O barulho da chuva intensa que havia se iniciado pela noite escura, era a única coisa que soava por toda a casa. Anna Elis havia se acalmado um pouco mais, embora eu ainda consiga sentir seu coração acelerado precionado ao meu peito enquanto estávamos sentadas no chão da sala, encostadas no sofá, Anna Elis entre minhas pernas me apertando como se eu fosse a única coisa que havia lhe restado no mundo. E de uma forma bem triste era isso mesmo, Anna Elis e eu estamos sozinhas nesse mundo que só quer nossa infelicidade.
Eu senti como se facas estivessem sendo pregadas em mim a cada palavra que li daquela carta, então posso concluir deve está mil vezes pior que eu. Sua vida parece uma novela mexicana onde os diretores só sabem fazer a protagonista sofrer, e eu me sinto a pior pessoa do mundo por não conseguir tirar nem 1% dessa sua dor e coloca-lá em mim, só para não vê-lá nesse estado novamente. Seu grito doeu em minha alma como nunca pensei em me sentir assim novamente, eu senti uma dor igual a essa apenas quando meu pai morreu, Anna Elis gritou como alguém que não aguentava a bagunça de sua vida e tudo que eu consegui foi ampara-lá e aperta-lá com força até que ela estivesse mais calma, mas sei que a dor ainda está lá, ela nunca vai embora, apenas deixamos ela de lado. Eu bem sei disso.
Um trovão explode iluminando toda a casa escura e Anna Elis se encolhe mais, suspiro lhe abraçando e outros minutos de silêncio se passam, até que ela se mexe novamente, mas dessa vez se afastando um pouco de mim. Nossos olhos se encontram e meu coração se quebra, ela tinha o rosto ainda molhado e inchado de lágrimas, olhos avermelhados e um semblante triste.

- O que houve ontem? - Sua voz saiu rouca e baixa. - Entre você e Borges 01. - Suspirei.
- Por favor, Anna, você está cansada demais para esse assunto. Há coisas mais importantes nesse momento.
- Não, por favor, me conte. Eu preciso saber, você disse que não me traiu apesar de eu te ver aos beijos com a Borges 01 no meu quarto.
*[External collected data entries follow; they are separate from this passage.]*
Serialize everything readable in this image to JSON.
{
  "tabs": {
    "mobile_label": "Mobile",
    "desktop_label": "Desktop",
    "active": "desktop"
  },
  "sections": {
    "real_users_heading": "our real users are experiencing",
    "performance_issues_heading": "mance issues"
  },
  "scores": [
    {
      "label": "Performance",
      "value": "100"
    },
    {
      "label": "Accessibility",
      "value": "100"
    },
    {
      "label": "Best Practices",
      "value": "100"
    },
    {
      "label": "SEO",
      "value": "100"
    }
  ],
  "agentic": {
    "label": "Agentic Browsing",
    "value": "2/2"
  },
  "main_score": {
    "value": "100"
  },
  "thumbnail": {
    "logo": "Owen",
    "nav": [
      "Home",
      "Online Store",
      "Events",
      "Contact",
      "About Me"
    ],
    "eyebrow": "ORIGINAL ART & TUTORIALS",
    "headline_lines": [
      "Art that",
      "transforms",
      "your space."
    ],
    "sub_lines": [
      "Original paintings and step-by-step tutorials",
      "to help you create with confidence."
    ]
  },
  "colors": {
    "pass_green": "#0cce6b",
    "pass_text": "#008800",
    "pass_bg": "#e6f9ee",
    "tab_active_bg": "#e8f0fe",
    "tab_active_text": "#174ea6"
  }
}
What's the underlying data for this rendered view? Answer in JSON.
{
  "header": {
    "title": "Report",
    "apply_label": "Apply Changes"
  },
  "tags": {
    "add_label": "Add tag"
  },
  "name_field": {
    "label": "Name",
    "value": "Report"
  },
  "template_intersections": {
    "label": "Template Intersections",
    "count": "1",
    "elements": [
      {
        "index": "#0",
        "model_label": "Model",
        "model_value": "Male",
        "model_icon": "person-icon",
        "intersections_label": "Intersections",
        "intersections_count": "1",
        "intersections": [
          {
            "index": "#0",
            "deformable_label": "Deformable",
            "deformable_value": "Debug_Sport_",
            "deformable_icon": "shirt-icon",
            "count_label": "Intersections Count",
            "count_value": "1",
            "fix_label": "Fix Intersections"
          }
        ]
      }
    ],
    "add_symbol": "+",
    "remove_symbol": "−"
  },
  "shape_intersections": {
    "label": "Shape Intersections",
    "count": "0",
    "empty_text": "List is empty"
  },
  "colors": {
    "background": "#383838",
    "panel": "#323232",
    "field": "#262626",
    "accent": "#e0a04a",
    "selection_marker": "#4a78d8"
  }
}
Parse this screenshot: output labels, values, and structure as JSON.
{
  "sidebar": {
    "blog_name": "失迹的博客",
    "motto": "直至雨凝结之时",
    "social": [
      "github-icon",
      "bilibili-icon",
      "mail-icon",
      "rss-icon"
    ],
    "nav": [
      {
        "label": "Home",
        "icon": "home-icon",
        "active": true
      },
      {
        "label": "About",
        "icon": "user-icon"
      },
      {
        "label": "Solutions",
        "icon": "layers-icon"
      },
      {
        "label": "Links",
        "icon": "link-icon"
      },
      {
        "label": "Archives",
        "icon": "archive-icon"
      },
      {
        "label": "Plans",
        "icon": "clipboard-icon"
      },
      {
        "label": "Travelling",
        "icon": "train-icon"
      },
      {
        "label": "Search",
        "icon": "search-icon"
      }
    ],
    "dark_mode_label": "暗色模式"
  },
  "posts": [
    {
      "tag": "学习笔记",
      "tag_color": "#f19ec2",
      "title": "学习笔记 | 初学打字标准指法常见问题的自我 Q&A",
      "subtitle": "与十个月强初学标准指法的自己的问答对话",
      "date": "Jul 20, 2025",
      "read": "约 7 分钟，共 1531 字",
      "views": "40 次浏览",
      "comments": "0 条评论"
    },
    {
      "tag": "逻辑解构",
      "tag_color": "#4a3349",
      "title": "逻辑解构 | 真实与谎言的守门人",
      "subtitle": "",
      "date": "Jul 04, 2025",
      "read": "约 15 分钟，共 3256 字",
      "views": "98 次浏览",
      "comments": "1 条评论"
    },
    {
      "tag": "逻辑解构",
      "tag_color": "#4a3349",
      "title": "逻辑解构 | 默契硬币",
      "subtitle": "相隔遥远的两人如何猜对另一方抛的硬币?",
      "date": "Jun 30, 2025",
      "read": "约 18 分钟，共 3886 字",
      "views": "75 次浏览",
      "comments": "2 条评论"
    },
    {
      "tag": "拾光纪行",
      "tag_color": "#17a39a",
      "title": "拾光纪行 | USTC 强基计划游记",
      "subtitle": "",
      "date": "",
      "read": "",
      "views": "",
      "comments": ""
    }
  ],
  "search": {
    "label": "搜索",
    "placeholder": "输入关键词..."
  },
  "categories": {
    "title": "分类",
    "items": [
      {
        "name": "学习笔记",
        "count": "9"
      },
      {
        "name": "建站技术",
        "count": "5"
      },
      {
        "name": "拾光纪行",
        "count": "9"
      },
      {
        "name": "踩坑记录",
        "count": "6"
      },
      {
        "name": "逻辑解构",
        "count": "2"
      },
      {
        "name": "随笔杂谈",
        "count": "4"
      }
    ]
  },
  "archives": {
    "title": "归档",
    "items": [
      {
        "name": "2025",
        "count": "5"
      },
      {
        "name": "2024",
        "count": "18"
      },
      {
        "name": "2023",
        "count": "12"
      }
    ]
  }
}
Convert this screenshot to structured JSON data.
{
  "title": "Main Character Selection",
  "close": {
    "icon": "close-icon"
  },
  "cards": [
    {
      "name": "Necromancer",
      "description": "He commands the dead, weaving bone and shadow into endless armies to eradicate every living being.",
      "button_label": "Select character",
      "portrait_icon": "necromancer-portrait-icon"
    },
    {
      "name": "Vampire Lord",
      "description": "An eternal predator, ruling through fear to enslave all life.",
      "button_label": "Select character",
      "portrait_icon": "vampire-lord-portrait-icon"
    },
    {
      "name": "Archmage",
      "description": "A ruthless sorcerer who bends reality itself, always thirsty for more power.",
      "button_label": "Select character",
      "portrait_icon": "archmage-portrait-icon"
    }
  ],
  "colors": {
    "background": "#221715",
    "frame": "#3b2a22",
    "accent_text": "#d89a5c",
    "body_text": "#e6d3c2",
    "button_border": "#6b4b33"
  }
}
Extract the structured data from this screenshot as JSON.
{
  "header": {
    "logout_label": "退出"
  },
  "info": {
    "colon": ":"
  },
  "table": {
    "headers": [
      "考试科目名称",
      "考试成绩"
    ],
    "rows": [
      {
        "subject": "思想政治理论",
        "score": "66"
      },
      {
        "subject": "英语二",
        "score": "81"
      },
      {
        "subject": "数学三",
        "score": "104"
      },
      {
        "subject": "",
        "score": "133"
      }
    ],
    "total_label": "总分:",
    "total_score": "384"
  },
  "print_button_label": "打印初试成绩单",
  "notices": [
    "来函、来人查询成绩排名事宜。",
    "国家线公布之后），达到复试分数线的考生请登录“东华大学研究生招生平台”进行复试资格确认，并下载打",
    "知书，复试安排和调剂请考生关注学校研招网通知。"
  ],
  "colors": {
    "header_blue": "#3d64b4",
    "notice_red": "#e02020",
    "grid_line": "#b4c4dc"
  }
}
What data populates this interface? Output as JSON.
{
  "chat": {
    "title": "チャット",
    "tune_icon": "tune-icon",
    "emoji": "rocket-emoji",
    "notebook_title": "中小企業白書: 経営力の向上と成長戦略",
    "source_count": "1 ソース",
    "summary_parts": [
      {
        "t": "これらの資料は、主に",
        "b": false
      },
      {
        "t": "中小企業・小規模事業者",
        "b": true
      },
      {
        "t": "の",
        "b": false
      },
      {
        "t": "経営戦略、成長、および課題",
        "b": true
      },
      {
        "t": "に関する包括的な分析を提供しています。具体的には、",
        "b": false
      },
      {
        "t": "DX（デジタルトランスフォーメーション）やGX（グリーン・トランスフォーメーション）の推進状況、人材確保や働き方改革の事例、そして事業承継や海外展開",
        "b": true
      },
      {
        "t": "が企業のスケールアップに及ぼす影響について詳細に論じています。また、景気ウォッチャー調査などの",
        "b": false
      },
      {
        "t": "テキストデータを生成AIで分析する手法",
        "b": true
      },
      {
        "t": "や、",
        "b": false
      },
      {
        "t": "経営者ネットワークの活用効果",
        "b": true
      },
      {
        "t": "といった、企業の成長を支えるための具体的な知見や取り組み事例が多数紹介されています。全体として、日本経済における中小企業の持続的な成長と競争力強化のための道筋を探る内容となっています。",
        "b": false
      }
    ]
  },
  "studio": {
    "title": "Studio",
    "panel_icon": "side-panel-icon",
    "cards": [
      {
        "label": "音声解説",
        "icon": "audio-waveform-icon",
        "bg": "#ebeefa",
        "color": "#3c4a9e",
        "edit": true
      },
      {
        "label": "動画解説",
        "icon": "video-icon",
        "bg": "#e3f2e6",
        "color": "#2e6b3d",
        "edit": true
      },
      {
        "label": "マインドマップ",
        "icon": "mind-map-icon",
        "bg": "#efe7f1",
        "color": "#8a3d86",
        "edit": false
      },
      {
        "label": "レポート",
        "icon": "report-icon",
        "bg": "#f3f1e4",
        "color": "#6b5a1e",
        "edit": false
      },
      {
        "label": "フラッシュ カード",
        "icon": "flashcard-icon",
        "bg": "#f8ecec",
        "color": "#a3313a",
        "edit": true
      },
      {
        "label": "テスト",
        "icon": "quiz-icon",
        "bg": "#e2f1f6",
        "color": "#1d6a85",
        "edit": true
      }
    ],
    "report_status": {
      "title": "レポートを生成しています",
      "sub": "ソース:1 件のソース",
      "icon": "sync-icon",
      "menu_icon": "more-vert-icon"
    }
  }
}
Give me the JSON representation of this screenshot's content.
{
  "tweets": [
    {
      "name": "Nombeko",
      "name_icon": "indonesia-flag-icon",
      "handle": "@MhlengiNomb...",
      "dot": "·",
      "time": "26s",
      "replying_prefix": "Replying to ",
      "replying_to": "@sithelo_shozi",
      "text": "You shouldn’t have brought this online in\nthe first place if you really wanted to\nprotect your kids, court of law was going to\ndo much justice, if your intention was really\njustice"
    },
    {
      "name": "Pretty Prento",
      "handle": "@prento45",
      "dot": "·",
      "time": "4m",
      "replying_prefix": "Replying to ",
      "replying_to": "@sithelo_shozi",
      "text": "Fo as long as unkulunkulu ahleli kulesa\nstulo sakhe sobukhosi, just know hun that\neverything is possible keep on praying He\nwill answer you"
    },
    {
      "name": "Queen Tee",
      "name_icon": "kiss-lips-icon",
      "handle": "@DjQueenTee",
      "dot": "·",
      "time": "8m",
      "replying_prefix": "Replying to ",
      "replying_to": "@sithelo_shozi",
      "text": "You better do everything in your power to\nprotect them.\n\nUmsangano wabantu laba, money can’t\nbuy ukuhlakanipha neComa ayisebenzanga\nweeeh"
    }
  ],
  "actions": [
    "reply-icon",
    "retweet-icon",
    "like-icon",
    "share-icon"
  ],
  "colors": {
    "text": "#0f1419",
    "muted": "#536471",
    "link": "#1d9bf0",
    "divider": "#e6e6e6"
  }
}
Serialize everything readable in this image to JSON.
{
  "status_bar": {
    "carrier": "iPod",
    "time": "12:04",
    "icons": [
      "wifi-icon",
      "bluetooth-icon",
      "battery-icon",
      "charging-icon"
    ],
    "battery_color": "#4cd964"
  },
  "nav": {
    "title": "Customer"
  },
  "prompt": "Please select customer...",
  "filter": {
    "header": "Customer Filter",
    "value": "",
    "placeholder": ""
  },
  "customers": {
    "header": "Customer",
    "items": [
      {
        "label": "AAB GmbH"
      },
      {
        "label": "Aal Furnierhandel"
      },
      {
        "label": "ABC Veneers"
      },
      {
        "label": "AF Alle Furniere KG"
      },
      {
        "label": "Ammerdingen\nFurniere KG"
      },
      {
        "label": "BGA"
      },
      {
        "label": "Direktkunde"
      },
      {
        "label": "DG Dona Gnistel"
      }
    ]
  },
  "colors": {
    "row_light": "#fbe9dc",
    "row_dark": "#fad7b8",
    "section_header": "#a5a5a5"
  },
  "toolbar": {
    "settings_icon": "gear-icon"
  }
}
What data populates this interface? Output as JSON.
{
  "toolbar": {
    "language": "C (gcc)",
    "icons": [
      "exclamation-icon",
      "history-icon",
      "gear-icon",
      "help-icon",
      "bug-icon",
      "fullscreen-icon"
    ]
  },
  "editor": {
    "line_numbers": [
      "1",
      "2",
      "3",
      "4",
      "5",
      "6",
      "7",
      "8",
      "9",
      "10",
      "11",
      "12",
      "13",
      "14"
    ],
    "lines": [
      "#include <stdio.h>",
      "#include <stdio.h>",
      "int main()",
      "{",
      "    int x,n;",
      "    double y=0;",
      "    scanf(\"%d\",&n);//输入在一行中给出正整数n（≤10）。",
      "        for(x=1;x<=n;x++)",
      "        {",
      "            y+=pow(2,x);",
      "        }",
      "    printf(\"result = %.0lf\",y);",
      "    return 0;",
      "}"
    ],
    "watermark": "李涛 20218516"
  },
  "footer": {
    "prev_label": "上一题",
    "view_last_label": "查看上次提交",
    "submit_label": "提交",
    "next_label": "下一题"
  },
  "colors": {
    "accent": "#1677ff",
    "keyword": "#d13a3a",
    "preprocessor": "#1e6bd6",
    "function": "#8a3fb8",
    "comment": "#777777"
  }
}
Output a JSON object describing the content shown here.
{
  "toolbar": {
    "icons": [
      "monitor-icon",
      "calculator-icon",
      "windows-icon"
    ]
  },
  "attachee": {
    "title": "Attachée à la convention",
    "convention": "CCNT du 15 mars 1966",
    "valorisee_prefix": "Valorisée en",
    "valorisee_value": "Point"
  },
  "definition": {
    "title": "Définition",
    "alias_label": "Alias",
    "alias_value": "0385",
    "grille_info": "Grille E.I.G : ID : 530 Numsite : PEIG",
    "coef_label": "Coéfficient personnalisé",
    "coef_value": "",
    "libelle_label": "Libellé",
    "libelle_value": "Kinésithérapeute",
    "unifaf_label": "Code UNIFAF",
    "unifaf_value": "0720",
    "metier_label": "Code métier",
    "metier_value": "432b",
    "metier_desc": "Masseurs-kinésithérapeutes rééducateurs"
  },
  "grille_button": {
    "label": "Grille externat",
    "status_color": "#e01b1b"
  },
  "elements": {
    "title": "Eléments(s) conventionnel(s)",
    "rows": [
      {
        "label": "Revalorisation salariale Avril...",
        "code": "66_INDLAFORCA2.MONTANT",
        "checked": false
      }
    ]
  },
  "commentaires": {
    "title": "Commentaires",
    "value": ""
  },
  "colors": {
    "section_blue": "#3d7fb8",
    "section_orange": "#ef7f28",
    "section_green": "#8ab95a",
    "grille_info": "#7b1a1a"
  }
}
Então se explique. - Elis disse mais firme e eu assenti.
- Eu jamais te trairia, Anna. - Comecei. - Eu estava decidida a terminar tudo com Alana, só não ainda não tinha conseguido coragem para falar com ela e machucando-a, mas acabei machucando a única pessoa que eu quero proteger: você. - Minha voz travou e vi o queixo de Alana tremer por um instante. - Eu estava no teu quarto, procurando algo pra ocupar minha mente e então ela chegou, fiquei meio sem reação quando ela tirou o casaco e vi que não tinha nada por baixo. - Anna Elis virou o rosto para a chuva. - Eu não fiz nada, Elis, juro por minha vida. Alana avançou e eu acabei caindo na cama com ela por cima de mim, eu nem sequer toquei nela. Eu juro que não...
- Chega de detalhes. - Ela soltou como se não aguentasse mais ouvir e eu então puxei seu rosto com minhas duas mãos, para ela me olhar.
- Eu nunca te trairia, Anna Elis. Confia em mim. - Senti meus olhos marejarem. - Eu nunca trairia a pessoa que virou minha razão por levantar da cama, aquela que o destino me uniu a ela antes mesmo de entrar a essa casa. Anna Elis, você me fez enxergar que eu posso ter mais na vida do que um projeto de vida de uma vingança idiota. Anna Elis, você dividiu seu sonho comigo, podemos ir para o Havaí e viver como duas pessoas normais, eu sonho com isso, Anna. Você me fez sonhar, Anna Elis. - Meu coração começou a falar por mim. - Eu jamais faria nada que pudesse te colocar longe demais, te perder seria como morrer para mim. Então, por favor, confia em mim quando digo que não te traí.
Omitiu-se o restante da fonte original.